3- (α-Hydroxyamyl) -4- (phenylazo) phenol was obtained in the same manner except that aniline was used instead of o-ethoxyaniline. This azo compound was treated in the same manner as in Example 1 to obtain crystals. 2- (Phenyl) -3-butyl-5-hydroxyindazole; melting point 137.2-137.6
° C.

Example 3 An example of indazole derived from a phenol having an α-hydroxyethyl group at the 3-position and a methoxy group at the 6-position and an o-ethoxybenzenediazonium salt is shown.
Instead of 3-hydroxymethylphenol of Example 1,
3- (α-Hydroxyethyl) -6-methoxy-4- (o-ethoxyphenylazo) phenol was obtained in the same manner except that 3- (α-hydroxyethyl) -6-methoxyphenol was used. Example 1 using this azo compound
A crystal was obtained by the same treatment as described above. 2- (o-Ethoxyphenyl) -3-methyl-6-methoxy-5-hydroxyindazole; mp 176.2-177.5 ° C.

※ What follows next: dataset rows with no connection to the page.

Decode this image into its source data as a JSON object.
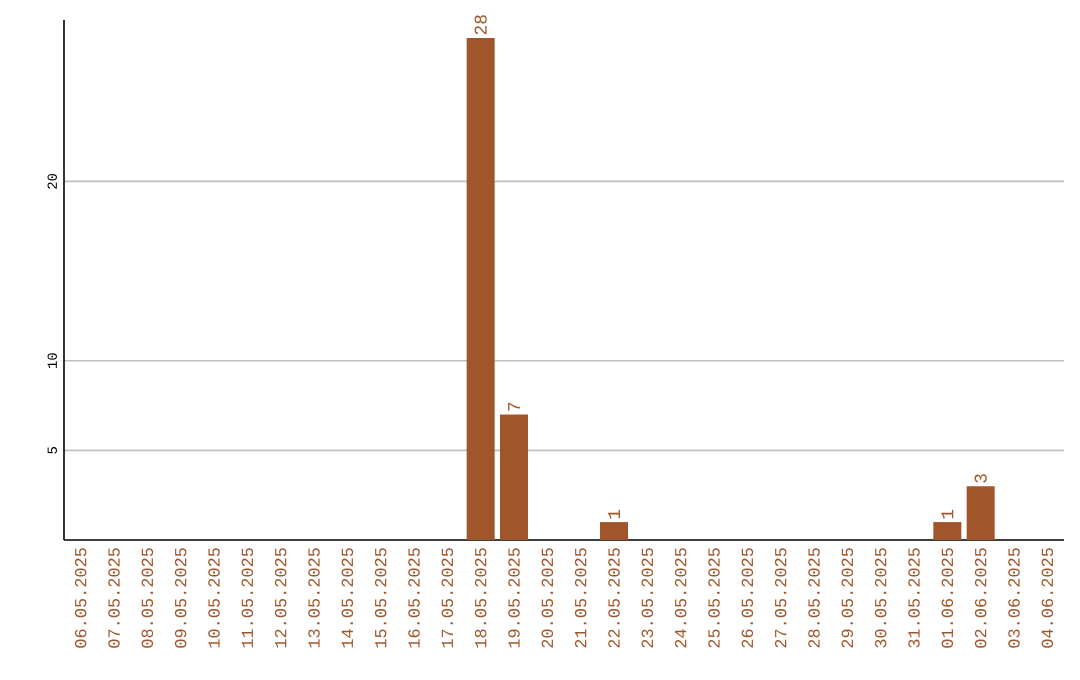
{
  "chart_data": {
    "type": "bar",
    "categories": [
      "06.05.2025",
      "07.05.2025",
      "08.05.2025",
      "09.05.2025",
      "10.05.2025",
      "11.05.2025",
      "12.05.2025",
      "13.05.2025",
      "14.05.2025",
      "15.05.2025",
      "16.05.2025",
      "17.05.2025",
      "18.05.2025",
      "19.05.2025",
      "20.05.2025",
      "21.05.2025",
      "22.05.2025",
      "23.05.2025",
      "24.05.2025",
      "25.05.2025",
      "26.05.2025",
      "27.05.2025",
      "28.05.2025",
      "29.05.2025",
      "30.05.2025",
      "31.05.2025",
      "01.06.2025",
      "02.06.2025",
      "03.06.2025",
      "04.06.2025"
    ],
    "values": [
      0,
      0,
      0,
      0,
      0,
      0,
      0,
      0,
      0,
      0,
      0,
      0,
      28,
      7,
      0,
      0,
      1,
      0,
      0,
      0,
      0,
      0,
      0,
      0,
      0,
      0,
      1,
      3,
      0,
      0
    ],
    "value_labels": [
      null,
      null,
      null,
      null,
      null,
      null,
      null,
      null,
      null,
      null,
      null,
      null,
      "28",
      "7",
      null,
      null,
      "1",
      null,
      null,
      null,
      null,
      null,
      null,
      null,
      null,
      null,
      "1",
      "3",
      null,
      null
    ],
    "color": "#a0562a",
    "ylim": [
      0,
      29
    ],
    "yticks": [
      5,
      10,
      20
    ],
    "grid": "y"
  }
}
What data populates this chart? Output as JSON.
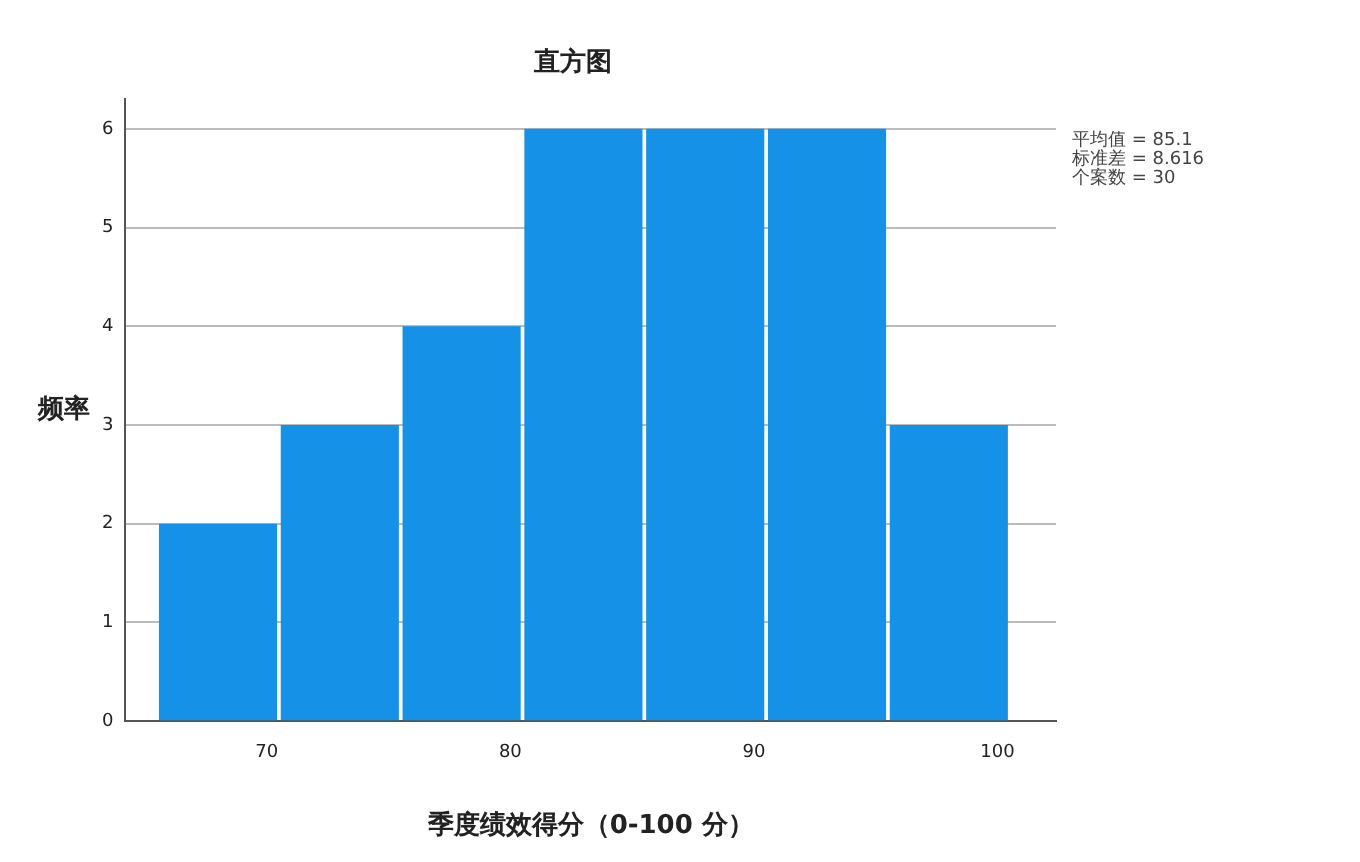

Example 4 An example of indazole derived from a phenol having an α-hydroxymethyl group at the 3-position and a methoxy group at the 6-position and an o-ethoxybenzenediazonium salt is shown. Instead of 3-hydroxymethylphenol of Example 1, 3- (
3- (Hydroxymethyl) -6-methoxy-4- (o-ethoxyphenylazo) phenol was obtained in the same manner except that hydroxymethyl) -6-methoxyphenol was used. This azo compound was treated in the same manner as in Example 1 to obtain crystals. 2- (o-Ethoxyphenyl) -6-methoxy-5-hydroxyindazole; melting point 132.5-133 ° C.
As described above, the azo bond activated by the p-hydroxyl group is easily subjected to the action of an acid catalyst in the molecule to give 2-aryl-indazol-5-ol in a substantially quantitative manner.

Claims (1)

[Claims] 1. A method for producing a 2-aryl-5-hydroxyindazole represented by the following general formula (2), which comprises treating an azo compound represented by the following general formula (1) with an acid. General formula (1) In the formula, R ₁ represents a hydrogen atom, an optionally substituted alkyl group or an aryl group, and R ₂ represents a hydrogen atom, an optionally substituted alkyl group, an aryl group or an acyl group. R
₃ , R ₄ are selected from a hydrogen atom, an alkyl group, an aryl group, an acyl group, a halogen atom, a cyano group, a nitro group, a substituted amino group, a sulfo group, a carboxyl group, an alkoxy group, an aryloxy group and a hydroxy group. And Ar represents an aromatic ring. General formula (2) In the formula, R ₁ represents a hydrogen atom, an optionally substituted alkyl group or an aryl group, and R ₂ represents a hydrogen atom, an optionally substituted alkyl group, an aryl group or an acyl group. R
₃ , R ₄ are selected from a hydrogen atom, an alkyl group, an aryl group, an acyl group, a halogen atom, a cyano group, a nitro group, a substituted amino group, a sulfo group, a carboxyl group, an alkoxy group, an aryloxy group and a hydroxy group. And Ar represents an aromatic ring. R ₅ represents a hydrogen atom or a halogen atom.